Oh the tangled webs we weave…will social just end up being “self filtered”? Where can one express one’s opinion in public without it affecting them in private?
1 in 5 Tech Firms Rejected a Job Applicant Because of Social Media
Social media profiles are a great way to network and promote yourself, both personally and professionally, but they are also a great way to sabotage yourself with stupid, incriminating content.
And indeed, it turns out that one out of five technology firms has rejected a job applicant because of something they included on their social media profile, according to the 2012 annual technology market survey conducted by Eurocom Worldwide and its associated agencies.
This finding is especially remarkable because a previous wave of the study found that only around 40% of the tech executives surveyed were even looking at profiles of job applicants at all.

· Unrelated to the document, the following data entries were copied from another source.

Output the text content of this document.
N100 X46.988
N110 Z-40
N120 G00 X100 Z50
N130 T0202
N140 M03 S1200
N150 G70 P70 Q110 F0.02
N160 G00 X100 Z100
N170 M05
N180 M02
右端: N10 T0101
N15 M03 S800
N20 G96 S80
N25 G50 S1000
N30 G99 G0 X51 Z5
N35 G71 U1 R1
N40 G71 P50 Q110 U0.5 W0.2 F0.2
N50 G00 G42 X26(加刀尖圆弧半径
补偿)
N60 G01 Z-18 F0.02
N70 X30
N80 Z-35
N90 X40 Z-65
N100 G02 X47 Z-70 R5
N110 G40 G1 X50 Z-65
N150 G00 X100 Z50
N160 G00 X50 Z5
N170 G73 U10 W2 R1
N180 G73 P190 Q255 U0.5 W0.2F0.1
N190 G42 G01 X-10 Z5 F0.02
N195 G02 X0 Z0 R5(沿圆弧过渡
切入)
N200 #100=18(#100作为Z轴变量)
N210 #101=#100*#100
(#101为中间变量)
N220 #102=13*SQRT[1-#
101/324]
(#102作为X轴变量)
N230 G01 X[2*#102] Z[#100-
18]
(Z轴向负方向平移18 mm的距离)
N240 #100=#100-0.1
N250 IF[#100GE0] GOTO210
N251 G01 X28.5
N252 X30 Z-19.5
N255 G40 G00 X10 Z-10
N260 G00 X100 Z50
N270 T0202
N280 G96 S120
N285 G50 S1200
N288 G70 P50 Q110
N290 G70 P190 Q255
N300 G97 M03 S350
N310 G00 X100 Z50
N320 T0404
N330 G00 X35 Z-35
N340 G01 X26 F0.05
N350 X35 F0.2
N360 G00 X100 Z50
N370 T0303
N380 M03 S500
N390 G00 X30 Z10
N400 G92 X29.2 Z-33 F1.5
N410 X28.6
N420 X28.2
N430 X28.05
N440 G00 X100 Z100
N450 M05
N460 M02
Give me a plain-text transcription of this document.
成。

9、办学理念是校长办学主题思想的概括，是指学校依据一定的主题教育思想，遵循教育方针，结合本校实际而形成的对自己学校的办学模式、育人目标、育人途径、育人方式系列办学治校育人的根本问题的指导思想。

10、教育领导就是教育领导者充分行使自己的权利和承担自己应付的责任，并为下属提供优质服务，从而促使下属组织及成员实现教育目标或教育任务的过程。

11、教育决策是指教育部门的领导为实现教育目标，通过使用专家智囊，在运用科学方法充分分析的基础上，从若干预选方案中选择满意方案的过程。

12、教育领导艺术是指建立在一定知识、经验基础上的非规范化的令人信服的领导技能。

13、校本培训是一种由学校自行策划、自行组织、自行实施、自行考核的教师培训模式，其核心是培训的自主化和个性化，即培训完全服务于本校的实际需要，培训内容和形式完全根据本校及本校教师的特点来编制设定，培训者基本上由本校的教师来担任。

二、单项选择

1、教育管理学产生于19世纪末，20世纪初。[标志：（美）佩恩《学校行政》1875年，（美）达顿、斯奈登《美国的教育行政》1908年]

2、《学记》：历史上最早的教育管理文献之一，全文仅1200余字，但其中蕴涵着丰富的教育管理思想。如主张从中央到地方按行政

While that number has probably increased, the fact remains that a large proportion of executives who look at social media profiles are finding something they don’t like.
Mads Christensen, Network Director at Eurocom Worldwide, offered a summary of the findings which makes me want to climb in bed, turn the lights out, and pull the covers over my head forever: “The 21st century human is learning that every action leaves an indelible digital trail. In the years ahead many of us will be challenged by what we are making public in various social forums today.”
More positively for social media, the Eurocom survey also found that 49% of tech executives said they plan to increase spending on social media in the next year. Of course, social media is still haunted by the unresolved question of ROI, as 57% of surveys said they are still unable to measure the impact of social media spending.